The international community has committed to ending forced labour and eliminating child labour in all its forms by 2025. However, the world is still far from meeting this goal. The latest global estimates from the ILO indicate that 160 million children were in child labour in 2020 and 27.6 million adults and children were in forced labour in 2021. It is estimated that 70% of child labour takes place in the agricultural sector in subsistence and commercial farming and herding, typically as unpaid family labour.1 Within the sector, cocoa producing countries in Africa and Latin America are flagged as producing cocoa with child labour (ILAB, 2022[1]). While forced labour is less prevalent than child labour in the cocoa supply chain, its impacts can be more serious.

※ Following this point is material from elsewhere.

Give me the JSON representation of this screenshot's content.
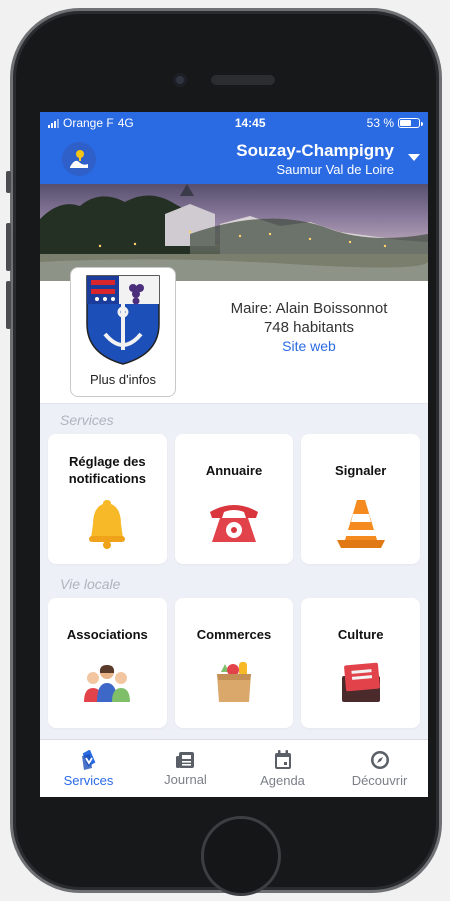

In drafting this Handbook, the Organisation for Economic Co‑operation and Development (OECD), the International Cocoa Initiative (ICI) and the Deutsche Gesellschaft für Internationale Zusammenarbeit GmbH (GIZ), convened a multi-stakeholder informal expert group (IEG) of 12 representatives from business, civil society, international organisations and other experts to provide substantive inputs to the Handbook and guide its development. The OECD and ICI also organised a workshop with stakeholders in Abidjan, Côte d’Ivoire in June 2022 and a virtual workshop in November 2022. In addition, an informal public consultation with stakeholders was launched in January 2023.
This Handbook was developed with financial support from the German Federal Ministry for Economic Co‑operation and Development (BMZ) and the International Cocoa Initiative (ICI).